Sick? “Sick” was a cold, an upset stomach, a fever you recovered from. This wasn't the body being sick, it was the brain being sick. This was, in his mother's words, “mental illness.”

There were doctors, yes, and stays at hospitals, an
ever-changing cocktail of little pills. The drugs helped in some ways, offered him some relief, but Eric could see the change in his father. The drugs drained him dry. His neck swelled up, his face twitched, he lost his spark. Eric's father complained about aches and sore parts. He once rubbed his chest and looked at Eric in wide-eyed alarm—“There's nothing there, there's nothing there”—rubbing his chest over and over, there where the heartbeat should be. “I can't
feel
anything,” he'd cried.

But mostly, his father's essence had changed until it was as if his father on medication had no personality left. That was why, his mother explained, Eric's father stopped taking the doctor's pills. “He felt like he was losing himself, slipping away,” she tried to explain. And it was true. Eric could see that it was true. On medicine, his father didn't act crazy anymore, but in some ways it was worse. A part of him had died. The part Eric loved.

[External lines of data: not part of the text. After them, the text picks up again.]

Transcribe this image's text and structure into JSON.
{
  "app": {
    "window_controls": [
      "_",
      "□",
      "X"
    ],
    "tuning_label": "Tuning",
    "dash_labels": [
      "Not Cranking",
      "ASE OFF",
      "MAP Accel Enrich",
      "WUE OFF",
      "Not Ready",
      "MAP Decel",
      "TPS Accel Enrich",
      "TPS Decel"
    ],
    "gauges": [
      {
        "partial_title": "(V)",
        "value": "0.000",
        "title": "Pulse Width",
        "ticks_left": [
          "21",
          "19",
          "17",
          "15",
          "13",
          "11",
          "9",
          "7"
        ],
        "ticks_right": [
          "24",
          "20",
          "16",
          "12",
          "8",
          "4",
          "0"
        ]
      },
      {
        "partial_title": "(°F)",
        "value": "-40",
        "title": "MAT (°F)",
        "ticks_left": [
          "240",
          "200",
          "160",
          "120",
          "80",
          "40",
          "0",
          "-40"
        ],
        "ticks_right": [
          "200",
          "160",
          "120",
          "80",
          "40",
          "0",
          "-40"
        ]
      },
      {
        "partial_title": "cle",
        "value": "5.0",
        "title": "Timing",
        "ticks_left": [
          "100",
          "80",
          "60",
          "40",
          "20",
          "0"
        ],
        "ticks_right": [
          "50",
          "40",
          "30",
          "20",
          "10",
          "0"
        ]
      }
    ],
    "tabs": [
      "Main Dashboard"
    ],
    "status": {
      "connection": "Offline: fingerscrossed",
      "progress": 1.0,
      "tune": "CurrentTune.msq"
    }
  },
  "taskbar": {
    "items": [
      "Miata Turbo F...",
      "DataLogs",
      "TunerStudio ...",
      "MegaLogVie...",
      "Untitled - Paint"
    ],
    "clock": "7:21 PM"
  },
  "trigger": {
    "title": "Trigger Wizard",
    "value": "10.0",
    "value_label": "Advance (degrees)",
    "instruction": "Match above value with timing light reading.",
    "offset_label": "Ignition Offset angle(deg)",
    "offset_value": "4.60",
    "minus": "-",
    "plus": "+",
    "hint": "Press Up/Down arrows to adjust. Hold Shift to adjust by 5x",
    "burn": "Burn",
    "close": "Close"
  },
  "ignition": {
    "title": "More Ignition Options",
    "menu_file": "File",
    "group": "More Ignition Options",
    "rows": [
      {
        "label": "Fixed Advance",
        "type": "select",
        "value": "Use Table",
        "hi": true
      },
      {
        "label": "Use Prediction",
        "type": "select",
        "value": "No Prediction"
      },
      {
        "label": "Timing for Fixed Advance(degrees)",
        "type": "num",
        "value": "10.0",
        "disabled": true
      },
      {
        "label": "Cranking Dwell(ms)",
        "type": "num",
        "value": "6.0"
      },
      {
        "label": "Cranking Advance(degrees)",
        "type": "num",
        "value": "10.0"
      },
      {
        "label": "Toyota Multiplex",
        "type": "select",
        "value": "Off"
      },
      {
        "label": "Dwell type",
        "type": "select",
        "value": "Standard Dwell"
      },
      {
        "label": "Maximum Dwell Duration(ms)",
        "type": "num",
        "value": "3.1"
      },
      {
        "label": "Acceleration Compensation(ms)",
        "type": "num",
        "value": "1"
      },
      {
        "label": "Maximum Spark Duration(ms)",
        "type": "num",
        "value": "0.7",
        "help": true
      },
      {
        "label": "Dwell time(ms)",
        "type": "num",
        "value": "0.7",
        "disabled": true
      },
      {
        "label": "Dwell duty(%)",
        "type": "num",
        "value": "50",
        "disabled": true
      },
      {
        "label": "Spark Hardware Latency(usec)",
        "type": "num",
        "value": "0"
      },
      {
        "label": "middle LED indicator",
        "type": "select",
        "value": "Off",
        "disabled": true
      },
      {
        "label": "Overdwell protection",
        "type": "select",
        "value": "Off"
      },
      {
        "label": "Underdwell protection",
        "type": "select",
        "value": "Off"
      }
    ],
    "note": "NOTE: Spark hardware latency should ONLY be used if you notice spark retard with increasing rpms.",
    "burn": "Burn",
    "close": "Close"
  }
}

His mother told Eric other things:

“He still loves you, he'll always love you.”

“He's suffering right now. He's confused. He's overwhelmed. There are voices in his head.”

She cried. She didn't want to cry in front of Eric, he could see that, his mother trying to be strong, but she couldn't be, not all the time. That was the other hard part. He couldn't lose her, too. And now there was Rudy to worry about.

It was scary. Because his father was still around, drifting aimlessly from room to room. When things were okay, when Eric didn't think about it too much, he could sit quietly in the same room with his father and feel . . .
good.
Pretend everything was okay. He still had a dad. Not just any dad, but
his
dad, his one and only. That guy over there, the innocent one with the gentle soul, who loved trees and music and laughter and his two sons, that swell guy whose thoughts were eating him alive.

Then some things happened—other memories now, the water of remembering rising ever higher—when Eric's father lost control, smashed a mirror and some lamps, ripped down the blinds off a bay window—and was gone the next morning before Eric awoke. And here was the truly shameful thing, the horror in Eric's heart: He was glad. Good riddance. Who needs to live with that?

People can lose a leg. People can get their hands stuck in machines and have their fingers torn off. Terrible car accidents robbed people of their sight, their ability to walk, their dreams and hopes of a healthy future. But there was nothing worse—nothing on this earth, of that Eric was sure—than losing your mind, your
peace
of mind, because that was like losing your self. It was losing everything.